According to the survey, 93% of firms have open positions. Among those firms, 91% are having trouble filling them.

Colorado has an even tougher time. In the Centennial State, 96% of craft firms say they have open positions, 93% of whom are having a tough time filling them.

Most companies have raised base pay in order to attract good employees, but that doesn’t seem to be bringing the desired people onboard.

Firms said the shortage comes from several factors, but the largest is simply that so many applicants are unqualified. More than three-quarters said applicants don’t have the necessary training to work on a job site or that they can’t pass a drug test.

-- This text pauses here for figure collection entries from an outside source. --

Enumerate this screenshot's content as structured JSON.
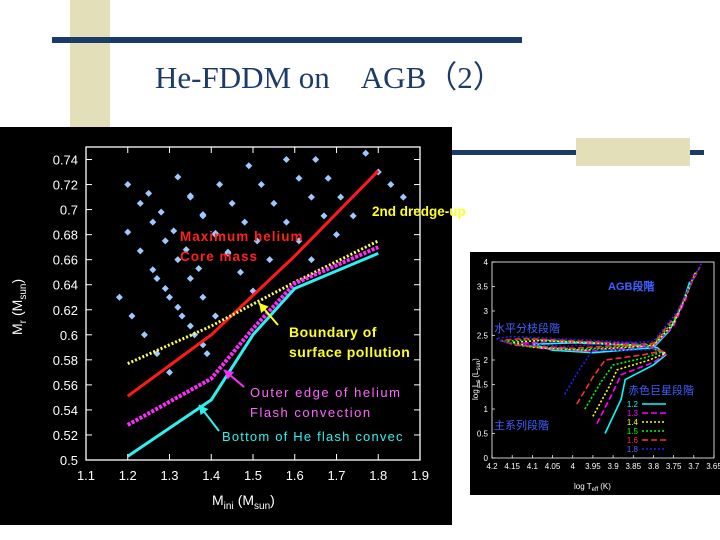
{
  "slide": {
    "title": "He-FDDM on　AGB（2）",
    "colors": {
      "title": "#1b3b68",
      "navy_bar": "#1b3b68",
      "tan_block": "#e2dfb9",
      "panel_bg": "#000000"
    }
  },
  "chart_data": [
    {
      "type": "line",
      "xlabel": "M",
      "xlabel_sub": "ini",
      "xlabel_unit": "(M",
      "xlabel_unit_sub": "sun",
      "ylabel": "M",
      "ylabel_sub": "r",
      "ylabel_unit": "(M",
      "ylabel_unit_sub": "sun",
      "xlim": [
        1.1,
        1.9
      ],
      "ylim": [
        0.5,
        0.75
      ],
      "xticks": [
        "1.1",
        "1.2",
        "1.3",
        "1.4",
        "1.5",
        "1.6",
        "1.7",
        "1.8",
        "1.9"
      ],
      "yticks": [
        "0.5",
        "0.52",
        "0.54",
        "0.56",
        "0.58",
        "0.6",
        "0.62",
        "0.64",
        "0.66",
        "0.68",
        "0.7",
        "0.72",
        "0.74"
      ],
      "series": [
        {
          "key": "max_core",
          "color": "#ff1a1a",
          "style": "solid",
          "x": [
            1.2,
            1.4,
            1.6,
            1.8
          ],
          "y": [
            0.551,
            0.6,
            0.663,
            0.731
          ]
        },
        {
          "key": "boundary",
          "color": "#ffff55",
          "style": "dotted",
          "x": [
            1.2,
            1.4,
            1.6,
            1.8
          ],
          "y": [
            0.577,
            0.607,
            0.642,
            0.675
          ]
        },
        {
          "key": "outer_edge",
          "color": "#ff2bff",
          "style": "dashed",
          "x": [
            1.2,
            1.4,
            1.5,
            1.6,
            1.8
          ],
          "y": [
            0.528,
            0.565,
            0.605,
            0.641,
            0.67
          ]
        },
        {
          "key": "bottom",
          "color": "#2ef0ee",
          "style": "solid",
          "x": [
            1.2,
            1.4,
            1.5,
            1.6,
            1.8
          ],
          "y": [
            0.503,
            0.548,
            0.6,
            0.637,
            0.665
          ]
        }
      ],
      "diamond_rows": [
        {
          "x": [
            1.2,
            1.23,
            1.26,
            1.29,
            1.32,
            1.35,
            1.38,
            1.41
          ],
          "y": [
            0.72,
            0.705,
            0.69,
            0.675,
            0.66,
            0.645,
            0.63,
            0.615
          ]
        },
        {
          "x": [
            1.2,
            1.23,
            1.26,
            1.29,
            1.32,
            1.35,
            1.38
          ],
          "y": [
            0.682,
            0.667,
            0.652,
            0.637,
            0.622,
            0.607,
            0.592
          ]
        },
        {
          "x": [
            1.18,
            1.21,
            1.24,
            1.27,
            1.3
          ],
          "y": [
            0.63,
            0.615,
            0.6,
            0.585,
            0.57
          ]
        },
        {
          "x": [
            1.25,
            1.28,
            1.31,
            1.34,
            1.37
          ],
          "y": [
            0.713,
            0.698,
            0.683,
            0.668,
            0.653
          ]
        },
        {
          "x": [
            1.27,
            1.3,
            1.33,
            1.36,
            1.39
          ],
          "y": [
            0.645,
            0.63,
            0.615,
            0.6,
            0.585
          ]
        },
        {
          "x": [
            1.32,
            1.35,
            1.38,
            1.41,
            1.44
          ],
          "y": [
            0.726,
            0.711,
            0.696,
            0.681,
            0.666
          ]
        },
        {
          "x": [
            1.35,
            1.38,
            1.41,
            1.44,
            1.47,
            1.5
          ],
          "y": [
            0.71,
            0.695,
            0.68,
            0.665,
            0.65,
            0.635
          ]
        },
        {
          "x": [
            1.42,
            1.45,
            1.48,
            1.51,
            1.54
          ],
          "y": [
            0.72,
            0.705,
            0.69,
            0.675,
            0.66
          ]
        },
        {
          "x": [
            1.49,
            1.52,
            1.55,
            1.58,
            1.61,
            1.64
          ],
          "y": [
            0.735,
            0.72,
            0.705,
            0.69,
            0.675,
            0.66
          ]
        },
        {
          "x": [
            1.58,
            1.61,
            1.64,
            1.67,
            1.7
          ],
          "y": [
            0.74,
            0.725,
            0.71,
            0.695,
            0.68
          ]
        },
        {
          "x": [
            1.65,
            1.68,
            1.71,
            1.74
          ],
          "y": [
            0.74,
            0.725,
            0.71,
            0.695
          ]
        },
        {
          "x": [
            1.77,
            1.8,
            1.83,
            1.86
          ],
          "y": [
            0.745,
            0.73,
            0.72,
            0.71
          ]
        }
      ],
      "annotations": {
        "second_dredge_up": "2nd dredge-up",
        "max_core_line1": "Maximum helium",
        "max_core_line2": "Core mass",
        "boundary_line1": "Boundary of",
        "boundary_line2": "surface pollution",
        "outer_line1": "Outer edge of helium",
        "outer_line2": "Flash convection",
        "bottom": "Bottom of He flash convec"
      }
    },
    {
      "type": "line",
      "xlabel": "log T",
      "xlabel_sub": "eff",
      "xlabel_unit": "(K)",
      "ylabel": "log L",
      "ylabel_sub": "s",
      "ylabel_unit": "(L",
      "ylabel_unit_sub": "sun",
      "xlim": [
        4.2,
        3.65
      ],
      "ylim": [
        0,
        4
      ],
      "xticks": [
        "4.2",
        "4.15",
        "4.1",
        "4.05",
        "4",
        "3.95",
        "3.9",
        "3.85",
        "3.8",
        "3.75",
        "3.7",
        "3.65"
      ],
      "yticks": [
        "0",
        "0.5",
        "1",
        "1.5",
        "2",
        "2.5",
        "3",
        "3.5",
        "4"
      ],
      "labels": {
        "agb": "AGB段階",
        "hb": "水平分枝段階",
        "rgb": "赤色巨星段階",
        "ms": "主系列段階"
      },
      "series": [
        {
          "name": "1.2",
          "color": "#00ffff",
          "style": "solid"
        },
        {
          "name": "1.3",
          "color": "#ff00ff",
          "style": "dashed"
        },
        {
          "name": "1.4",
          "color": "#ffff00",
          "style": "dotted"
        },
        {
          "name": "1.5",
          "color": "#00ff00",
          "style": "dotted"
        },
        {
          "name": "1.6",
          "color": "#ff3030",
          "style": "dashed"
        },
        {
          "name": "1.8",
          "color": "#2020ff",
          "style": "dotted"
        }
      ]
    }
  ]
}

Worker shortages are colliding with leftover supply chain issues from the COVID pandemic and with general inflation.

Most – 82% – of construction firms said they’ve had to delay projects because of supply chain issues. Another two-thirds said they had to delay jobs because they didn’t have enough workers. In Colorado, 82% said they’ve delayed projects due to worker shortages.

The rising costs of construction materials like concrete and steel have increased building costs all around. Seventy percent of construction firms said they have passed inflation costs onto customers.